Two weeks ago, our architect came to us and basically said, "Hey, remember a year and a half ago when I told you this project was going to cost $X? Well, some things have come up and that might actually be $2X or $3X. Oops."
This would be bad -- like, "If that's truly the case, I'm firing 21 people and selling the restaurant tomorrow" bad.
The first problem is, it turns out that the spot where the door between DNA Lounge and DNA Pizza was going to go has a support beam running down the middle of it, holding up the second floor. That's something that would have been nice to know, like, a year and a half ago. So, if we move the door to the East, it opens into DNA Lounge's men's room. If we move it to the West, it's behind DNA Pizza's bar. Or, we could cut that beam and split it in two, supporting it on top of a big steel lintel inside the wall. For that to work, we'd need to pour a new concrete footing for it... which would be 13' long and 3' wide, which means, again, demolishing the DNA Pizza bar. Oh, also, maybe that's where the drain pipes are -- we don't know -- which could mean jackhammering up the entire floor to move those.

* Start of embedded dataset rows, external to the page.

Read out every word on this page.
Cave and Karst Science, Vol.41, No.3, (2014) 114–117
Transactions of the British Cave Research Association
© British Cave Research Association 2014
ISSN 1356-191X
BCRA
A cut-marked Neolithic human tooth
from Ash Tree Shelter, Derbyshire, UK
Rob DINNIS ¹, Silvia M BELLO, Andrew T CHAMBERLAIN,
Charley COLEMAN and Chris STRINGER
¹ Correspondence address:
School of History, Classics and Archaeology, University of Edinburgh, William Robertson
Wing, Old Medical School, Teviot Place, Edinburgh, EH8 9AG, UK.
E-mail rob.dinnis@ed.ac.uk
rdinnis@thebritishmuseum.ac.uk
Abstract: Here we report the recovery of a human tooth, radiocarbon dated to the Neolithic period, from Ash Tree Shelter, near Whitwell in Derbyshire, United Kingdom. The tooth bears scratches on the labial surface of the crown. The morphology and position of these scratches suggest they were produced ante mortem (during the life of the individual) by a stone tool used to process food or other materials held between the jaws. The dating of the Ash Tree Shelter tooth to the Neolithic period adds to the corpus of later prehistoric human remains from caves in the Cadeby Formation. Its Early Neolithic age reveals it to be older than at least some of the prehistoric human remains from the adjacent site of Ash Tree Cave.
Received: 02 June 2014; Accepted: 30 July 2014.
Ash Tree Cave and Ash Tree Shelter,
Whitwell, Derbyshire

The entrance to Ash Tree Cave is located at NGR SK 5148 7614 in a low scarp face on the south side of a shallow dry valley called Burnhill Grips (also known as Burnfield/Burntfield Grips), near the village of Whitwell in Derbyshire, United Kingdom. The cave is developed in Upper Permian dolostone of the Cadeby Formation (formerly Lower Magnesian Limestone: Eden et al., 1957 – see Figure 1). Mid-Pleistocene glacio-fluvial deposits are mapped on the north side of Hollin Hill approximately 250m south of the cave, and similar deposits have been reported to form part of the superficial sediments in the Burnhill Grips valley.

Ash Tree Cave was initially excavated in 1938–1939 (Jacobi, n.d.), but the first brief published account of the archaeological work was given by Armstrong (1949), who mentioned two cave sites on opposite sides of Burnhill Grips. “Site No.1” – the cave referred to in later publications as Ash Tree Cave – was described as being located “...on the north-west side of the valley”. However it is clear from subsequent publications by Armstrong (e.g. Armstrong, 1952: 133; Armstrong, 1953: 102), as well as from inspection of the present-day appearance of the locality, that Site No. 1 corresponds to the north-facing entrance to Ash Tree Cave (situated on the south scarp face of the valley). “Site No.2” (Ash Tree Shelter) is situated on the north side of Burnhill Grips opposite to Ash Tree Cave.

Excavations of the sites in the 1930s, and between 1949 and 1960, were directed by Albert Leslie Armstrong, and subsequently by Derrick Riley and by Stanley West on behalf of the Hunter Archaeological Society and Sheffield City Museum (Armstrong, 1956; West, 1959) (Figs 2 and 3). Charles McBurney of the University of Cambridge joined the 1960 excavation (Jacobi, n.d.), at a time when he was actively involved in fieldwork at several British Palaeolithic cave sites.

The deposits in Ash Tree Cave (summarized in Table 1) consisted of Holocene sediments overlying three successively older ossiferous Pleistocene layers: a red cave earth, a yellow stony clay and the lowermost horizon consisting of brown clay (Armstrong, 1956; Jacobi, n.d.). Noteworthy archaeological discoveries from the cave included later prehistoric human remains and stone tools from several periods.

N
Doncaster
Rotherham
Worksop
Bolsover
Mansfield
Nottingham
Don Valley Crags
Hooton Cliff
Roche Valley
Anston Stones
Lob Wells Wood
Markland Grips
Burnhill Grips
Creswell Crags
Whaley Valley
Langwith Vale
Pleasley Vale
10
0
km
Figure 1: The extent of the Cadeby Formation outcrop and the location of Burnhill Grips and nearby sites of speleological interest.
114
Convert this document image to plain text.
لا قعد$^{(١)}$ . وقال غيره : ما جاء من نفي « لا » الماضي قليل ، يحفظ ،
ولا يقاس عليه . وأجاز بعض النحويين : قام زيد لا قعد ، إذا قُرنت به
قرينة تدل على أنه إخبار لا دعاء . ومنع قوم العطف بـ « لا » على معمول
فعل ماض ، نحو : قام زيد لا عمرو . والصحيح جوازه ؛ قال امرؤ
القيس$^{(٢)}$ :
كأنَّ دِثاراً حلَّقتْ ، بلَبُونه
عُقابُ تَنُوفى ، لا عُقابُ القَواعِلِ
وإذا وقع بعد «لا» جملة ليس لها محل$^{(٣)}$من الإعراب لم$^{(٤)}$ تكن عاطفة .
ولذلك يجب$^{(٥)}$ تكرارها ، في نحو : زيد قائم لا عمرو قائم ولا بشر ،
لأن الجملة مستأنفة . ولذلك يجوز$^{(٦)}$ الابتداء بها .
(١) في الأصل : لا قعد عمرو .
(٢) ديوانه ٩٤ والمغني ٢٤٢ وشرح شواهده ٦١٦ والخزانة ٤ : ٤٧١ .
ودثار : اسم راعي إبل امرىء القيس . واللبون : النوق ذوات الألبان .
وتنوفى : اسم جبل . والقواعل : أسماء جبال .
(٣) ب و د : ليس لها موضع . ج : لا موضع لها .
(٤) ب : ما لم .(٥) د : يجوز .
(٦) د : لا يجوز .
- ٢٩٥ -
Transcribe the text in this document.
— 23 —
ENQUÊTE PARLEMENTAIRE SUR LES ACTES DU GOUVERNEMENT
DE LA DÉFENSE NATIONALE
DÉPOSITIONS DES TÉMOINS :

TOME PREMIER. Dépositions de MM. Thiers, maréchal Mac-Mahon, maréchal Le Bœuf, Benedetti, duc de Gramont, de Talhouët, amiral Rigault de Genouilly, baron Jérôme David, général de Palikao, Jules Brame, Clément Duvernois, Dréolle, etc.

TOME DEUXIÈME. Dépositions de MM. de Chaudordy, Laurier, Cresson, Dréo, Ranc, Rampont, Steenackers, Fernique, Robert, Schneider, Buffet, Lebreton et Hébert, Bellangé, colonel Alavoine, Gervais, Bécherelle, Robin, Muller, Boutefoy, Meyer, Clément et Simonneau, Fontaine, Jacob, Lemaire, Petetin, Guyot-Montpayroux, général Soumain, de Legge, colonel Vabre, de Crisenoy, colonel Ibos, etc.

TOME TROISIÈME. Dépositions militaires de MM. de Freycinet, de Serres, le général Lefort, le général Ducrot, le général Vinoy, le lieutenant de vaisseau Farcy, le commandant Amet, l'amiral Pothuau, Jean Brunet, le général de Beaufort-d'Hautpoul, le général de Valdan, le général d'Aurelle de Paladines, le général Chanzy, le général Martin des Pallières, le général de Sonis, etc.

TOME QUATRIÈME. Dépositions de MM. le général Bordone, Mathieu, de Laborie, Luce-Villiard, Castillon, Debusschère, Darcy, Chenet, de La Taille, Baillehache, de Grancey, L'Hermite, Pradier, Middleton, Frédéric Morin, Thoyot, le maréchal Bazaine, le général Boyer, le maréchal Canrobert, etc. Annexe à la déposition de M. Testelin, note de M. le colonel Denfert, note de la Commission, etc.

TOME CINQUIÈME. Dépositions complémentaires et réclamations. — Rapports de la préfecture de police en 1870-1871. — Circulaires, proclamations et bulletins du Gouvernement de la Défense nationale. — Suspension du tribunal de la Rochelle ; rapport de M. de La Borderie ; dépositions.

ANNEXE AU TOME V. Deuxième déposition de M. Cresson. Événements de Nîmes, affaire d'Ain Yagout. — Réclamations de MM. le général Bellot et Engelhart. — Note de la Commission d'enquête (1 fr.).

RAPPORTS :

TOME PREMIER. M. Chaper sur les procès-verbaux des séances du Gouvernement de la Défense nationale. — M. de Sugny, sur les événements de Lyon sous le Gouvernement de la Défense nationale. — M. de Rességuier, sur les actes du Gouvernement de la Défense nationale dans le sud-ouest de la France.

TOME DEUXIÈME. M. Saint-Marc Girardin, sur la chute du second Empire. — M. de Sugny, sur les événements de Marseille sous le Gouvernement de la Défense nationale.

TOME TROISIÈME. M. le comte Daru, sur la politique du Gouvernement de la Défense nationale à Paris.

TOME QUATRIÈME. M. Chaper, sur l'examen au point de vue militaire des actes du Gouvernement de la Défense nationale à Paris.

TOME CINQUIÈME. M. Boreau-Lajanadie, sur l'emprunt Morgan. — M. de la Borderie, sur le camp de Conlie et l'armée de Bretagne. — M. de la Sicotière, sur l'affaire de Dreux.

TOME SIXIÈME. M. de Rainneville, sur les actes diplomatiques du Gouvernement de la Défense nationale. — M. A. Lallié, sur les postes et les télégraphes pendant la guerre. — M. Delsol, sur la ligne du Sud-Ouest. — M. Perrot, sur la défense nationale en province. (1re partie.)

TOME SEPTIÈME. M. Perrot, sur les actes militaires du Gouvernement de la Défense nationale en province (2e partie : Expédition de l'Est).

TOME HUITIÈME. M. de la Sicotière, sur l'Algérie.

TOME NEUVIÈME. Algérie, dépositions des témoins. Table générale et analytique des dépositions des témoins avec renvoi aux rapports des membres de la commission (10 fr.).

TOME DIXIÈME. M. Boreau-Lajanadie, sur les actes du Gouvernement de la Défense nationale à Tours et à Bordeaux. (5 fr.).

Without that door there, we cannot combine the two businesses. Without combining the two businesses, we can never get an entertainment permit for the second floor, because SOMA does not allow entertainment. (SOMA does not allow entertainment. Roll that around in your head for a while. We're an "existing, nonconforming" use, which means that while we can expand, a new entertainment business can never open in SOMA.)
So we really need that door. And it has to be a certain size based on capacity.
It's possible that we can work around this problem by using two doors instead of one, with the support beam standing between them. We have yet to get a straight answer on whether they'll accept that.
That's not even the worst problem, though.
The worst problem is, the Fire Department has decided that they would really prefer it if we replace the entire two-story North wall between DNA Pizza and the muffler shop. Because even though that wall has been there for literally one hundred years, now it's suddenly not good enough.
How this happened is, there was a meeting where our architect said, "Well as you see, we're a Type-XYZ building", and the Fire Department inspector said, "Hmm, let me think, my reading of this one weird little sentence in the code makes me ponder the possibility that you might actually be a Type-You're-FUCKED building instead."
- "No, I'm pretty sure we're Type-XYZ."
"Let me call over half a dozen of the other boys in the office. Yes, our consensus is that we all kind of prefer the interpretation that you're of Type-You're-FUCKED. So, you just go ahead and replace that wall with one that's a 2-hour-burn instead of a 1-hour-burn and then everything's hunky dory. Mmmmkay? Buh bye."
Replacing that wall would mean all kinds of horrible things including demolishing the restaurant's kitchen, since half of the equipment is on that wall, so add to the total the cost of the restaurant being closed for months. Oh, and even if we did do all this extra work, it would push the cost of the project above the limit where we can get an exemption for not having a handicapped-accessible second floor -- which means, you guessed it, we'd have to install an elevator! Who knows where, there's no room. And then $3X has become $4X.
So now our only hope is to write to the State Fire Marshall asking for his interpretation of this bit of the code and hoping that he interprets it differently.
Because if we can't get our permits without replacing that wall, we're done. We can never open the second floor, there will never be live entertainment up there, and I bought a restaurant for nothing. I'm out not only the money I've spent propping up this money-losing restaurant in order to get us into the building in the first place, but also all of the construction work we've done so far, and I've completely wasted two years of my life.
So that's why I keep using the term "Permit Apocalypse". This is some end-of-the-world bullshit.
As I think I've mentioned before: San Francisco would prefer that you not run a business here.
How many times does this city have to say this to me before I finally take the fucking hint and get out?
It's like that scene in The Man With Two Brains where Steve Martin is praying, and says, "If there's anything wrong with this, just give me a sign." Then lightning flashes, the painting spins, a voice moans NOOOOOO... And he pauses, and says, "Just any kind of sign."